If you have bed bugs living in electronics with LCD screens, in items that contain a lot of moisture, or in items that are too valuable to risk putting them in a freezer, you might want to consider another method of bed bug control.

Keep in mind that the length of time is important. Bed bugs have been known to survive temperatures of even -13°F (-25°C) for quite some time. So, you’ll have to make sure to keep them in the freezer long enough to kill them.

How can you use heat to kill bed bugs?

If you want to try heat instead of freezing, you absolutely can. This is often the less practical route for a couple of reasons.

  • Not many homeowners have a suitable way to reach steady temperatures of 113°F (45°C) or of maintaining that temperature for a long period.
  • Few infected items could survive such temperatures for long enough.

Also, remember that the higher the temperature you can achieve, the faster you’ll deal with the problem.

At 113°F (45°C), it takes 94.8 minutes to kill adult bed bugs. The trick here, as with the freezing method, is to make sure that all the bugs are subjected to the heat treatment. You can’t allow a single one to escape and hide somewhere.

For this reason, when using heat, you might want to subject your entire home to this treatment. After taking everything that can’t survive such temperatures outdoors (including yourself).

You should call a pest control company that specializes in heat treatments. They’ll use special equipment to increase the temperature in your home to the required level. This should kill every living bed bug inside – if maintained for enough time. While that is happening, you’ll have to deal with the bed bugs in the items you’ve brought outside in a different manner.

What temperature do bed bugs eggs die at?

So far, we’ve been talking about killing adult bed bugs. We haven’t mentioned what temperatures you need to kill bed bug eggs.

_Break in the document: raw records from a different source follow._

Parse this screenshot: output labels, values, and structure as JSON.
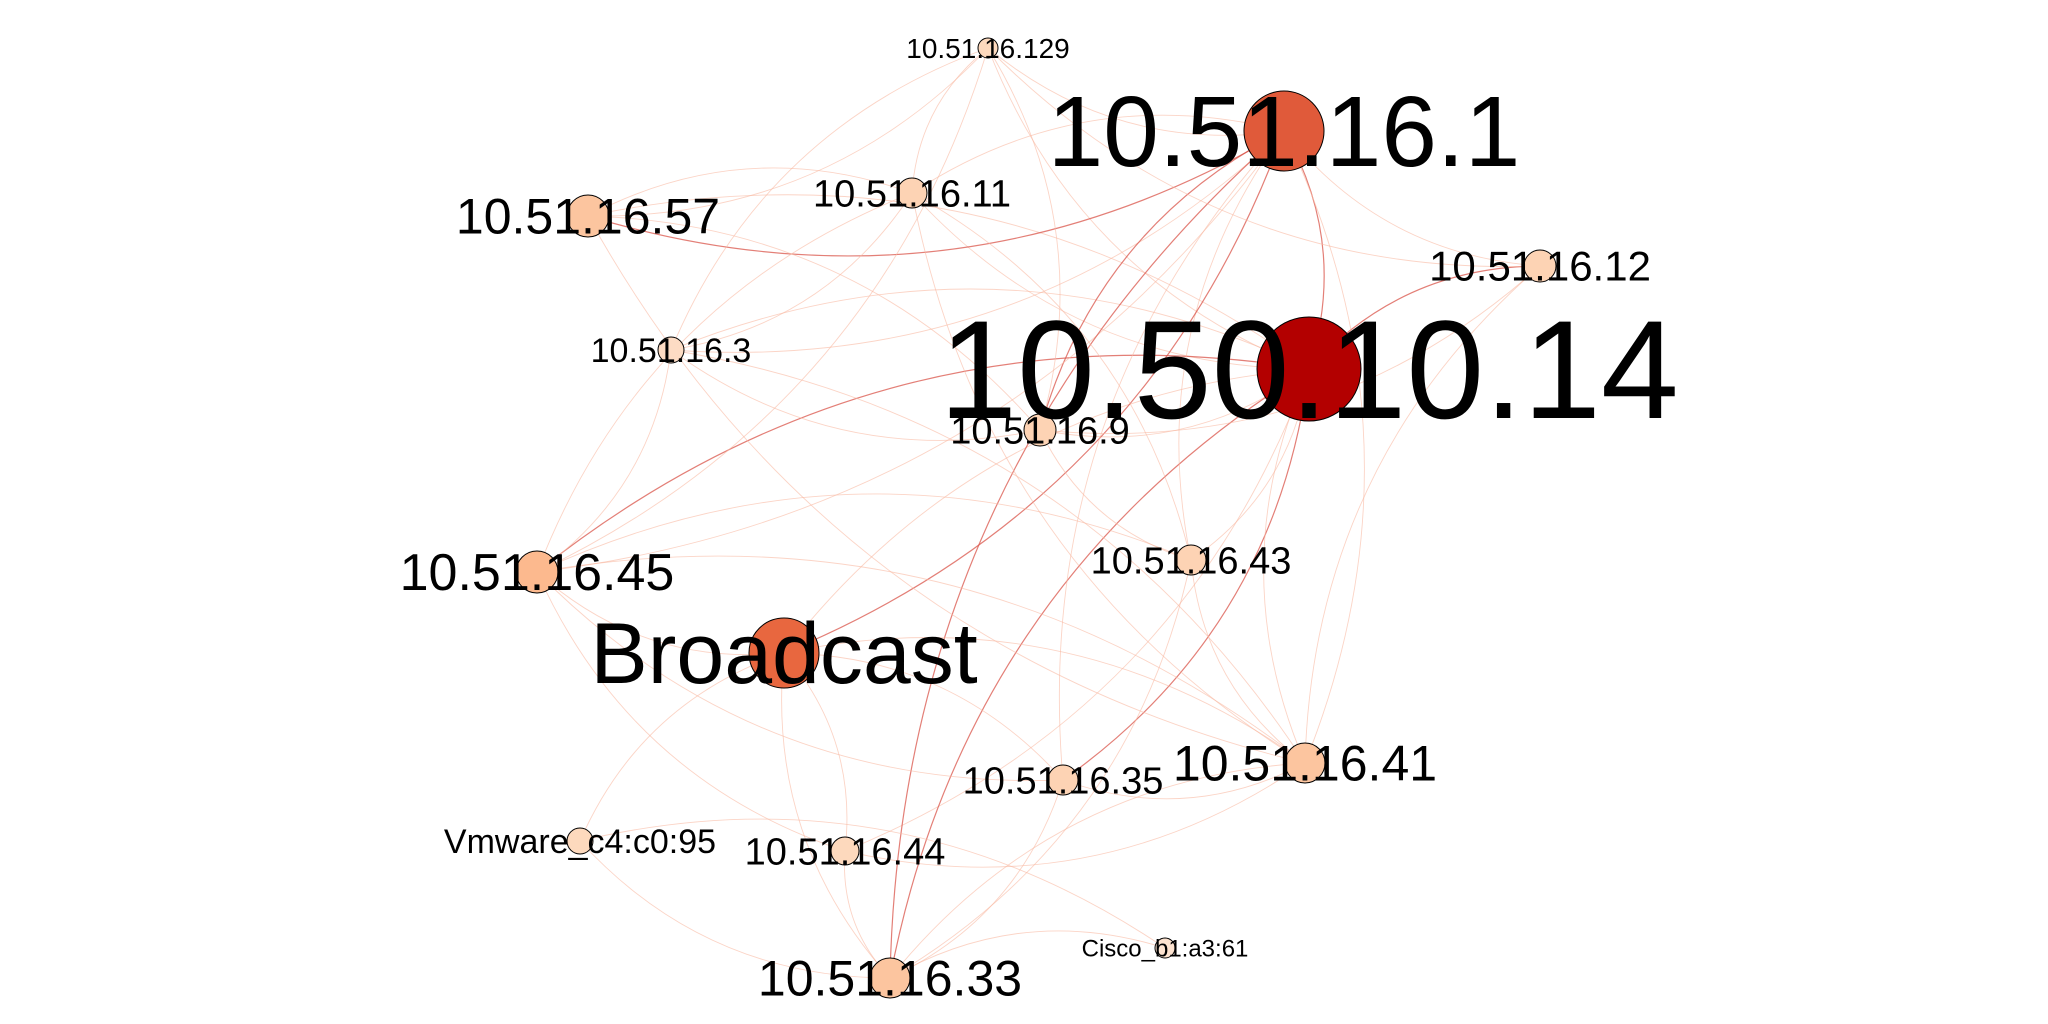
{
  "graph": {
    "nodes": [
      {
        "id": "n1",
        "label": "10.51.16.129",
        "color": "#fdd9bd",
        "weight": 1
      },
      {
        "id": "n2",
        "label": "10.51.16.1",
        "color": "#e05a3a",
        "weight": 7
      },
      {
        "id": "n3",
        "label": "10.51.16.11",
        "color": "#fdd3b4",
        "weight": 2
      },
      {
        "id": "n4",
        "label": "10.51.16.57",
        "color": "#fcc59f",
        "weight": 3
      },
      {
        "id": "n5",
        "label": "10.51.16.12",
        "color": "#fdd3b4",
        "weight": 2
      },
      {
        "id": "n6",
        "label": "10.50.10.14",
        "color": "#b30000",
        "weight": 10
      },
      {
        "id": "n7",
        "label": "10.51.16.3",
        "color": "#fddcc4",
        "weight": 1.5
      },
      {
        "id": "n8",
        "label": "10.51.16.9",
        "color": "#fdd3b4",
        "weight": 2
      },
      {
        "id": "n9",
        "label": "10.51.16.45",
        "color": "#fcb98e",
        "weight": 3
      },
      {
        "id": "n10",
        "label": "10.51.16.43",
        "color": "#fdd3b4",
        "weight": 2
      },
      {
        "id": "n11",
        "label": "Broadcast",
        "color": "#e8673f",
        "weight": 6
      },
      {
        "id": "n12",
        "label": "10.51.16.35",
        "color": "#fdd3b4",
        "weight": 2
      },
      {
        "id": "n13",
        "label": "10.51.16.41",
        "color": "#fcc59f",
        "weight": 3
      },
      {
        "id": "n14",
        "label": "Vmware_c4:c0:95",
        "color": "#fdd9bd",
        "weight": 1.5
      },
      {
        "id": "n15",
        "label": "10.51.16.44",
        "color": "#fdd9bd",
        "weight": 1.5
      },
      {
        "id": "n16",
        "label": "10.51.16.33",
        "color": "#fcc59f",
        "weight": 3
      },
      {
        "id": "n17",
        "label": "Cisco_b1:a3:61",
        "color": "#fde3d0",
        "weight": 1
      }
    ],
    "edges": [
      [
        "n6",
        "n2"
      ],
      [
        "n6",
        "n3"
      ],
      [
        "n6",
        "n4"
      ],
      [
        "n6",
        "n5"
      ],
      [
        "n6",
        "n7"
      ],
      [
        "n6",
        "n8"
      ],
      [
        "n6",
        "n9"
      ],
      [
        "n6",
        "n10"
      ],
      [
        "n6",
        "n11"
      ],
      [
        "n6",
        "n12"
      ],
      [
        "n6",
        "n13"
      ],
      [
        "n6",
        "n15"
      ],
      [
        "n6",
        "n16"
      ],
      [
        "n6",
        "n1"
      ],
      [
        "n2",
        "n3"
      ],
      [
        "n2",
        "n4"
      ],
      [
        "n2",
        "n5"
      ],
      [
        "n2",
        "n7"
      ],
      [
        "n2",
        "n8"
      ],
      [
        "n2",
        "n9"
      ],
      [
        "n2",
        "n10"
      ],
      [
        "n2",
        "n11"
      ],
      [
        "n2",
        "n12"
      ],
      [
        "n2",
        "n13"
      ],
      [
        "n2",
        "n16"
      ],
      [
        "n2",
        "n1"
      ],
      [
        "n1",
        "n3"
      ],
      [
        "n1",
        "n4"
      ],
      [
        "n1",
        "n7"
      ],
      [
        "n1",
        "n9"
      ],
      [
        "n1",
        "n5"
      ],
      [
        "n1",
        "n8"
      ],
      [
        "n3",
        "n4"
      ],
      [
        "n3",
        "n7"
      ],
      [
        "n3",
        "n9"
      ],
      [
        "n3",
        "n10"
      ],
      [
        "n3",
        "n13"
      ],
      [
        "n4",
        "n8"
      ],
      [
        "n4",
        "n13"
      ],
      [
        "n7",
        "n9"
      ],
      [
        "n7",
        "n8"
      ],
      [
        "n7",
        "n13"
      ],
      [
        "n9",
        "n11"
      ],
      [
        "n9",
        "n13"
      ],
      [
        "n9",
        "n12"
      ],
      [
        "n9",
        "n10"
      ],
      [
        "n9",
        "n15"
      ],
      [
        "n11",
        "n13"
      ],
      [
        "n11",
        "n16"
      ],
      [
        "n11",
        "n15"
      ],
      [
        "n11",
        "n14"
      ],
      [
        "n11",
        "n12"
      ],
      [
        "n10",
        "n13"
      ],
      [
        "n10",
        "n16"
      ],
      [
        "n12",
        "n13"
      ],
      [
        "n12",
        "n16"
      ],
      [
        "n13",
        "n16"
      ],
      [
        "n13",
        "n15"
      ],
      [
        "n14",
        "n16"
      ],
      [
        "n14",
        "n17"
      ],
      [
        "n15",
        "n16"
      ],
      [
        "n16",
        "n17"
      ],
      [
        "n5",
        "n13"
      ],
      [
        "n5",
        "n8"
      ],
      [
        "n8",
        "n10"
      ]
    ],
    "edge_color_strong": "#d9544a",
    "edge_color_light": "#f9b8a0"
  }
}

As with other parasites, bed bug eggs are generally more resilient than their adult counterparts. They can survive temperatures that are up to 130.6°F (54.8°C), which is why this is the minimum treatment temperature we’d recommend. As far as freezing is concerned, -46.3°F (-43.5°C) should be enough for bed bug eggs, as long as you give it enough time.

3 Comments

Eileen

At what temperature will bugs and eggs die in a shorter period of time, say 5 or 10 min? There are some smaller items I don’t want to put in the dry, but I could put in boiling water or in a glass pan in the oven.

    InsectCop

    I would suggest you try another method instead since I’m not sure what would be the temperature to be lethal in such short timeframe. Here’s our article about getting rid of bed bugs.

Tasha Eason

My 1987 clothes dryer reaches >130 degree max increment on my gauge. In 2016, I dealt with these bugs several months & rounds of professionally applied pesticides. Now in 2020, exactly 15 days after 1st noticing the aroma of them, & a professional spray, there is not one sign of anything near an egg laying adult. Day 15-20, both myself & 1 of 2 cats have been attacked by hatchlings, followed by finding up to 100-120 eggs that have just dropped from any surface that wasn’t directly treated, ie, underneath a cats fav window seal, around the vacuum cleaner, & under 3 total pieces of antique furniture. The bugs may have entered my home as eggs via cushions on last summers lawn chair that had covers removed, were laundered & kept on the drying cycle around 40-50 min. The fabric did not seem to conduct heat well & they were left in a temp storage area, not quite 2 weeks before re-doing another 30-40 min dryer cycle once, then storing in a vacant room, inside one of those 3 pieces of furniture. My 2 worst ground zero egg drops! The temps on this site prob were never achieved within pores of my cushions. It’s sure cost me to use best available info till I found this page. Which was 112 degrees & 10 min, I’d found in 2016. Now, in 2020 I’ve been just lost in .gov sites that haven’t provided any easily findable info I could use, 1st just searching for kill times & temps. So I thought I’d share, & say THANKS 4 the INFO.